Report holds that it is in efforts to transform Lagos into a mega city, the Governor Akinwunmi Ambode’s bulldozers might be working at the Computer Village, Ikeja soon.
The state government has in the past months been leveling and destroying structures and shanties in the city.
According to economic statistics, the Computer Village in Ikeja, Lagos, generates about two billion dollars (N300 billion) to the economy annually, former minister of information and communications, Mrs Omobola Johnson has once said.
Speaking with the occupants and the affected people, one Mr James, who had just paid for his rent for the next two years laments about his loss of money and customers. According to him, “I have been using this shop since 15 years and people come from outside Lagos to patronize me. I don’t know where alse to go especially now that I have just paid my rent for the next two years.
Another old woman, sitting right in front of her shop was worried how she was going to manage her petty business elsewhere when the only place she believe she can reach her target is right in front of the park which has been set to be destroyed in the next 24 hours.
Mr Mike, 42, a computer engineer who is also about to suffer from the evacuation plan advised that the government should consider a wider palliative measure as it is only set to compensate shop owners and not those who do business in it. He advised that government should put the real businessmen into consideration and also help in relocating to a new site.
“how can we be sure that our next location would not be target for demolition again?”
In a statement by the State Commissioner for Physical Planning and Urban Development, Wasiu Anifowose, it said traders at Computer Village will be relocated to Katangwa in Agbado/Oke-Odo.
Speaking at the 2017 Ministerial Press briefing in Alausa, Ikeja on Tuesday, April 25, Anifowose said after the relocation, the area would be converted into a world-class ICT Park.
He said: “If at the end of this administration, the Computer Village is not moved from that Otigba Street in Ikeja to Katangua, I will not come here next year.
“It is a done deal; we have held a stakeholders’ meeting with the traders and they agreed to the relocation plan. It is an 11-year project that different administrations attempted to undertake but the present governor is a go getter.
“The relocation will deliver a world class computer and allied activities park. The process leading to the commencement of the development is in the concluding phase.”

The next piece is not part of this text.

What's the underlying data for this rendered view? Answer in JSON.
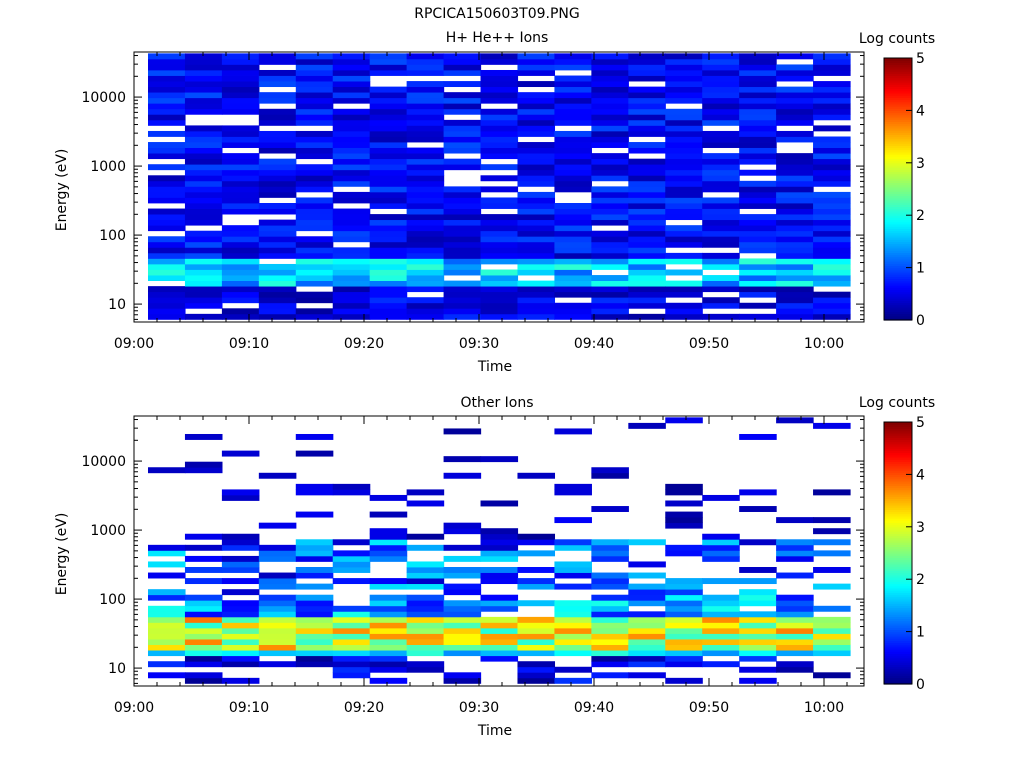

Anifowose also said that massive construction is ongoing in Imota, the permanent site of the Mile 12 Market in Ketu. The market will be moved from its present location (Ketu) to the new site.
“If you go to Imota, you will be amazed at the level of work done,” he added.
On demolitions, he said that the state government has begun paying compensation to those whose houses were consumed by government projects and right of way recovery.
“The state government pays billions of naira for compensation,” he said.
According to him, the relocation of Computer Village will curb environmental degradation, housing stock deficit and traffic congestion in the Ikeja axis.